The scientific team went on to confirm that the supernova was a Type 1a, a “dead” white exploded dwarf star whose light occurs in such a regular way that it is known as a “standard candle.”

Astronomers are now hoping the ten billion light-years distant Mingus will help them understand more about so-called dark energy, the force that appears to be accelerating cosmic expansion.

According to Space.com , study of other Type 1a supernovae in 1998 enabled two teams of researchers to determine that the universe’s expansion is speeding up because of an unseen force called dark energy.

The two groups shared the 2011 Nobel Prize in Physics for that discovery. One of the scientists in that original project was Professor Saul Perlmutter, who now leads the Supernova Cosmology Project.

“We’re seeing two-thirds of the way back to the beginning of the Universe, and we’re getting a little bit of history where the physics of what makes a supernova explode have to all work out the same way there as they do near here,” Perlmutter says.

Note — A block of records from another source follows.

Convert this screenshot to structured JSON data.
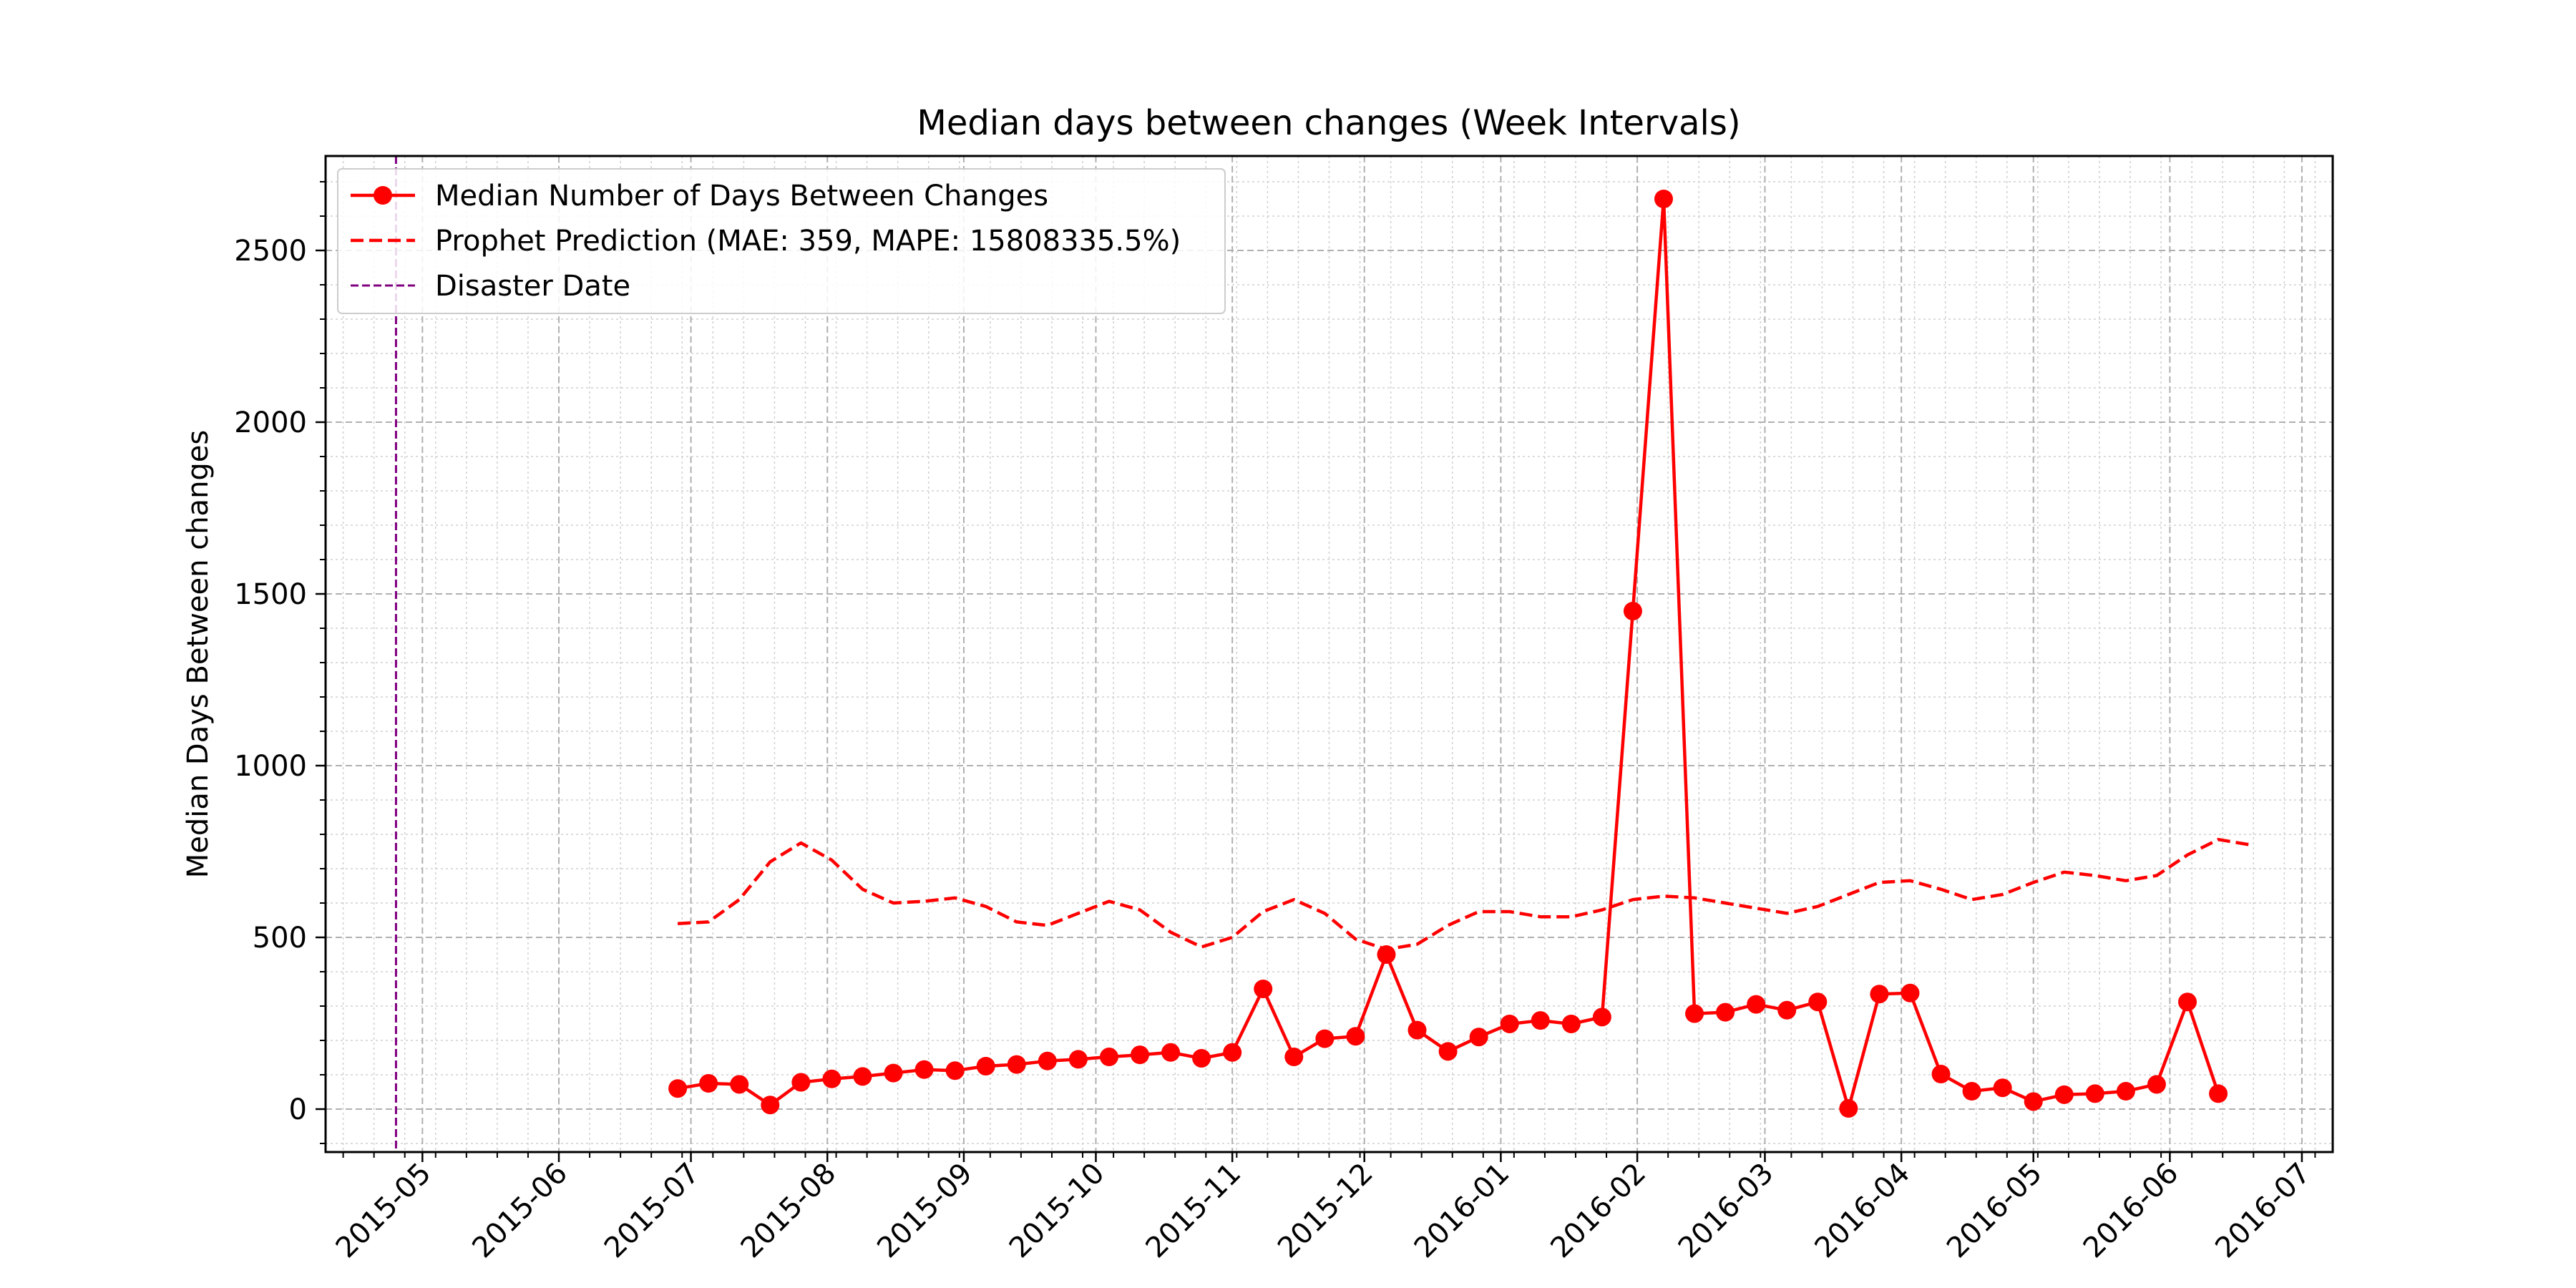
{
  "chart_data": {
    "type": "line",
    "title": "Median days between changes (Week Intervals)",
    "xlabel": "",
    "ylabel": "Median Days Between changes",
    "x_axis": {
      "type": "date",
      "range": [
        "2015-04-09",
        "2016-07-08"
      ],
      "tick_labels": [
        "2015-05",
        "2015-06",
        "2015-07",
        "2015-08",
        "2015-09",
        "2015-10",
        "2015-11",
        "2015-12",
        "2016-01",
        "2016-02",
        "2016-03",
        "2016-04",
        "2016-05",
        "2016-06",
        "2016-07"
      ],
      "tick_dates": [
        "2015-05-01",
        "2015-06-01",
        "2015-07-01",
        "2015-08-01",
        "2015-09-01",
        "2015-10-01",
        "2015-11-01",
        "2015-12-01",
        "2016-01-01",
        "2016-02-01",
        "2016-03-01",
        "2016-04-01",
        "2016-05-01",
        "2016-06-01",
        "2016-07-01"
      ]
    },
    "y_axis": {
      "range": [
        -125,
        2775
      ],
      "ticks": [
        0,
        500,
        1000,
        1500,
        2000,
        2500
      ],
      "tick_labels": [
        "0",
        "500",
        "1000",
        "1500",
        "2000",
        "2500"
      ]
    },
    "grid": true,
    "legend_position": "upper-left",
    "series": [
      {
        "name": "Median Number of Days Between Changes",
        "style": "solid-markers",
        "color": "#ff0000",
        "points": [
          [
            "2015-06-28",
            60
          ],
          [
            "2015-07-05",
            75
          ],
          [
            "2015-07-12",
            72
          ],
          [
            "2015-07-19",
            12
          ],
          [
            "2015-07-26",
            78
          ],
          [
            "2015-08-02",
            88
          ],
          [
            "2015-08-09",
            95
          ],
          [
            "2015-08-16",
            105
          ],
          [
            "2015-08-23",
            115
          ],
          [
            "2015-08-30",
            112
          ],
          [
            "2015-09-06",
            125
          ],
          [
            "2015-09-13",
            130
          ],
          [
            "2015-09-20",
            140
          ],
          [
            "2015-09-27",
            145
          ],
          [
            "2015-10-04",
            152
          ],
          [
            "2015-10-11",
            158
          ],
          [
            "2015-10-18",
            165
          ],
          [
            "2015-10-25",
            148
          ],
          [
            "2015-11-01",
            165
          ],
          [
            "2015-11-08",
            350
          ],
          [
            "2015-11-15",
            152
          ],
          [
            "2015-11-22",
            205
          ],
          [
            "2015-11-29",
            212
          ],
          [
            "2015-12-06",
            450
          ],
          [
            "2015-12-13",
            230
          ],
          [
            "2015-12-20",
            168
          ],
          [
            "2015-12-27",
            210
          ],
          [
            "2016-01-03",
            248
          ],
          [
            "2016-01-10",
            258
          ],
          [
            "2016-01-17",
            248
          ],
          [
            "2016-01-24",
            268
          ],
          [
            "2016-01-31",
            1450
          ],
          [
            "2016-02-07",
            2650
          ],
          [
            "2016-02-14",
            278
          ],
          [
            "2016-02-21",
            282
          ],
          [
            "2016-02-28",
            305
          ],
          [
            "2016-03-06",
            288
          ],
          [
            "2016-03-13",
            312
          ],
          [
            "2016-03-20",
            2
          ],
          [
            "2016-03-27",
            335
          ],
          [
            "2016-04-03",
            338
          ],
          [
            "2016-04-10",
            102
          ],
          [
            "2016-04-17",
            52
          ],
          [
            "2016-04-24",
            62
          ],
          [
            "2016-05-01",
            22
          ],
          [
            "2016-05-08",
            42
          ],
          [
            "2016-05-15",
            45
          ],
          [
            "2016-05-22",
            52
          ],
          [
            "2016-05-29",
            72
          ],
          [
            "2016-06-05",
            312
          ],
          [
            "2016-06-12",
            45
          ]
        ]
      },
      {
        "name": "Prophet Prediction (MAE: 359, MAPE: 15808335.5%)",
        "style": "dashed",
        "color": "#ff0000",
        "points": [
          [
            "2015-06-28",
            540
          ],
          [
            "2015-07-05",
            545
          ],
          [
            "2015-07-12",
            610
          ],
          [
            "2015-07-19",
            720
          ],
          [
            "2015-07-26",
            775
          ],
          [
            "2015-08-02",
            725
          ],
          [
            "2015-08-09",
            640
          ],
          [
            "2015-08-16",
            600
          ],
          [
            "2015-08-23",
            605
          ],
          [
            "2015-08-30",
            615
          ],
          [
            "2015-09-06",
            590
          ],
          [
            "2015-09-13",
            545
          ],
          [
            "2015-09-20",
            535
          ],
          [
            "2015-09-27",
            570
          ],
          [
            "2015-10-04",
            605
          ],
          [
            "2015-10-11",
            580
          ],
          [
            "2015-10-18",
            515
          ],
          [
            "2015-10-25",
            472
          ],
          [
            "2015-11-01",
            500
          ],
          [
            "2015-11-08",
            575
          ],
          [
            "2015-11-15",
            610
          ],
          [
            "2015-11-22",
            570
          ],
          [
            "2015-11-29",
            495
          ],
          [
            "2015-12-06",
            465
          ],
          [
            "2015-12-13",
            480
          ],
          [
            "2015-12-20",
            535
          ],
          [
            "2015-12-27",
            575
          ],
          [
            "2016-01-03",
            575
          ],
          [
            "2016-01-10",
            560
          ],
          [
            "2016-01-17",
            560
          ],
          [
            "2016-01-24",
            580
          ],
          [
            "2016-01-31",
            610
          ],
          [
            "2016-02-07",
            620
          ],
          [
            "2016-02-14",
            615
          ],
          [
            "2016-02-21",
            600
          ],
          [
            "2016-02-28",
            585
          ],
          [
            "2016-03-06",
            570
          ],
          [
            "2016-03-13",
            590
          ],
          [
            "2016-03-20",
            625
          ],
          [
            "2016-03-27",
            660
          ],
          [
            "2016-04-03",
            665
          ],
          [
            "2016-04-10",
            640
          ],
          [
            "2016-04-17",
            610
          ],
          [
            "2016-04-24",
            625
          ],
          [
            "2016-05-01",
            660
          ],
          [
            "2016-05-08",
            690
          ],
          [
            "2016-05-15",
            680
          ],
          [
            "2016-05-22",
            665
          ],
          [
            "2016-05-29",
            680
          ],
          [
            "2016-06-05",
            740
          ],
          [
            "2016-06-12",
            785
          ],
          [
            "2016-06-19",
            770
          ]
        ]
      }
    ],
    "reference_lines": [
      {
        "name": "Disaster Date",
        "orientation": "vertical",
        "x": "2015-04-25",
        "style": "dashed",
        "color": "#800080"
      }
    ]
  }
}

Such is the mystery surrounding dark energy that a five-year project using the most powerful camera known has still not unraveled the force. Understanding “dark energy” will require painstaking study of all supernovae known to as far back as the earliest stars.

Joshua Frieman, director of the Dark Energy Survey project told BBC News :

“What they’re doing is using the Hubble telescope to go really deep – we’re going to use the Dark Energy Survey to go very broad.”

He continued :

“They’re finding tens of supernovae at these high [distances], and we’re going to find thousands of supernovae not quite as deep. You really need both of those together to really make progress in trying to figure out why the Universe is speeding up.”

How they’re doing that is by utilizing a Dark Energy Camera. After taking its first images in September 2012, it will begin its mission proper in September this year.

Mingus should help astronomers better understand dark energy’s possible variation over the universe’s long history, researchers said. The camera is not only trained on supernovae but three other dark-energy signatures in the cosmos, said Space.com .

Call it irony or the poetry of the cosmos, but the light of supernovas could help scientists to discover the secrets of the darkest energy of all.

The team’s findings will be published online in the Astrophysical Journal on January 20.